2001/01/17
I'm going to have to disagree with my boss about OS X. Be would not have been a better choice. Or, not necessarily a better choice.
With Be, Apple would have had the same challenges: the Classic environment, so old apps would still run; Carbon APIs, so developers have a (relatively) easy path to port their existing apps; and user interface.
I don't know that it would have taken any less time with Be OS as a foundation. I suspect not.
Where they erred is not in their choice of OS (Be or NeXT) but in decisions regarding the desktop.
Were I running the show, I would have said right from the start that a functioning Apple menu is hugely important. Etc. Etc. There are tons of great things in OS 9 that I would have retained. The break was too severe, and they're working to fix that now. The break should never have been so sharp.
(Back to my boss -- he's fond of pointing out discontinuities -- the break between OS 9 and OS X is an example. Unfortunately, I was an English major and can't follow the math. [Joking.])
I don't expect the March 24 ship date to slip. However, I do expect that OS X 1.0 will be best left to early adopters.
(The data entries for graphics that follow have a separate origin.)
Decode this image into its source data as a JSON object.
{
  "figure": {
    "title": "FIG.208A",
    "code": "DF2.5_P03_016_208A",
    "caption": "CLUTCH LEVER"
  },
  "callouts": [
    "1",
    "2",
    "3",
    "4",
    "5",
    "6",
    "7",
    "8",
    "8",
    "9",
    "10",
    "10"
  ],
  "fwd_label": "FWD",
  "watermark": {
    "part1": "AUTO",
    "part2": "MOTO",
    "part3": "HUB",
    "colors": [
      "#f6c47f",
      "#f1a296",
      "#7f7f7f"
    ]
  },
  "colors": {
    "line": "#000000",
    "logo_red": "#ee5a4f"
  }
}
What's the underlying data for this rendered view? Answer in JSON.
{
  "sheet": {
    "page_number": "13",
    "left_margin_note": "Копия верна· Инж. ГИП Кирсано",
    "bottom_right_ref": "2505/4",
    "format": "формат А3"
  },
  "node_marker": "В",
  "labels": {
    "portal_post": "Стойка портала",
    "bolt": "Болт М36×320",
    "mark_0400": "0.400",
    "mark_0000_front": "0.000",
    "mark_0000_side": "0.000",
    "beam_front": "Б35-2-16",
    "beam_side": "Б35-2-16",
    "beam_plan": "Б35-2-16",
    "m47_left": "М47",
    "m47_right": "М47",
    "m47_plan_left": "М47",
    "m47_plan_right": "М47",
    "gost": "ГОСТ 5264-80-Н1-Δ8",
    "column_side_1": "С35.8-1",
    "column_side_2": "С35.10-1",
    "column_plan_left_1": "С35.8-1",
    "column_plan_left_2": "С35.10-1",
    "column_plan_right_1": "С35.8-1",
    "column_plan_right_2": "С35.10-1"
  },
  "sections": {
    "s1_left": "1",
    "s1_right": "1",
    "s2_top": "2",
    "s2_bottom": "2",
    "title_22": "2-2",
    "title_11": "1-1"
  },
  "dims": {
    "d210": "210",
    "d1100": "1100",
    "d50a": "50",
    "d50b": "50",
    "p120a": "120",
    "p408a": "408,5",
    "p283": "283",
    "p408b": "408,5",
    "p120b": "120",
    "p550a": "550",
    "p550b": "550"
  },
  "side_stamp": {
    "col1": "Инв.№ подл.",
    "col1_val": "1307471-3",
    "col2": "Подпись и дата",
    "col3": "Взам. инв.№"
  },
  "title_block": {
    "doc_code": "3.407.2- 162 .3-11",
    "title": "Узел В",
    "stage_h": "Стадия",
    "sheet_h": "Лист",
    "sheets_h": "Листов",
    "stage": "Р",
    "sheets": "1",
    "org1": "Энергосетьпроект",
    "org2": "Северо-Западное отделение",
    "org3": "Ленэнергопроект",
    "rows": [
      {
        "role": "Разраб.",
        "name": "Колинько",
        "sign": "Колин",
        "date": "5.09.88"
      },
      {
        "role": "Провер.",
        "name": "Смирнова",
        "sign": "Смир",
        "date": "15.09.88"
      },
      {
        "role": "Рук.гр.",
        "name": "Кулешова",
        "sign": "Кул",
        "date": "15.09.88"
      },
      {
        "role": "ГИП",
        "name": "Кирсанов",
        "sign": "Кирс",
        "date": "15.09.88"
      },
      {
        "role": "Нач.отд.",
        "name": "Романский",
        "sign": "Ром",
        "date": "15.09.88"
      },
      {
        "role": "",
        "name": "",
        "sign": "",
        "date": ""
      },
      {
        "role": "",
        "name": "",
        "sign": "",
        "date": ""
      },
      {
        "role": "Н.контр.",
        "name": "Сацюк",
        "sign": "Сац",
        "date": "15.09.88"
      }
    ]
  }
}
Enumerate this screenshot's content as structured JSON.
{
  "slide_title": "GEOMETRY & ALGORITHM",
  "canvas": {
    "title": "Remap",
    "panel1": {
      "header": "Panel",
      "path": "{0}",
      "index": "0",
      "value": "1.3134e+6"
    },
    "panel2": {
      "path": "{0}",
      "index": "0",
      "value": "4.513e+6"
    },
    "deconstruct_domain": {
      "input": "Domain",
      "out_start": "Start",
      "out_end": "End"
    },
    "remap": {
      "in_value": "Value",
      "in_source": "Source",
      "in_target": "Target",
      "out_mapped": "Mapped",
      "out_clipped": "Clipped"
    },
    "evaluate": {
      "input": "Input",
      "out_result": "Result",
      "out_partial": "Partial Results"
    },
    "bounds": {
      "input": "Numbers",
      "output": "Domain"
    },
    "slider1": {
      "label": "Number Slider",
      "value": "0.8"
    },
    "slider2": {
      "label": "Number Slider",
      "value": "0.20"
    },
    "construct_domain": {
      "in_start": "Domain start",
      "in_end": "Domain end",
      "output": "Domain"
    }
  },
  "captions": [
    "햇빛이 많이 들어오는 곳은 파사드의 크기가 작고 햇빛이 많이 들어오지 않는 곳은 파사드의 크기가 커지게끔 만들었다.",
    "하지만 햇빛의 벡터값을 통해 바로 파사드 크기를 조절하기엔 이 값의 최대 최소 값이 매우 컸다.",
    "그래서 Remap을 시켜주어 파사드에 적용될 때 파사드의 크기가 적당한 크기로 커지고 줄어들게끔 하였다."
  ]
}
And, come July, I would strongly recommend that Apple get off their high horse about their so-called single-OS-strategy and give people an option about which OS they want bundled with new machines.
At this point, the biggest issue facing OS X, given that it's a fact and it will ship, may be lack of software. Running Classic apps is painful. There's no good email app on OS X. There's no BBEdit, no Photoshop, no Dreamweaver, no Acrobat Reader, etc. Yet, anyway.
You might say -- well, at least you, Brent, have CodeWarrior for OS X, right? It's true, I do. Except that, with OS X Public Beta, I have to boot into OS 9 to be able to do check-outs and check-ins with our source control system. I expect that will be the case with 1.0, too. So there are all these barriers to getting work done.
Here's another little thing (I've got a huge list of them) -- there doesn't appear to be a way to extend the Finder's contextual menus. In OS 9 I'd written a few extensions which I actually use, which I rely on. (Yet another definition of a geek: one who doesn't mind breaking out a C compiler just to customize his or her desktop. OS X won't let me be a geek in that way. Correct me if I'm wrong.)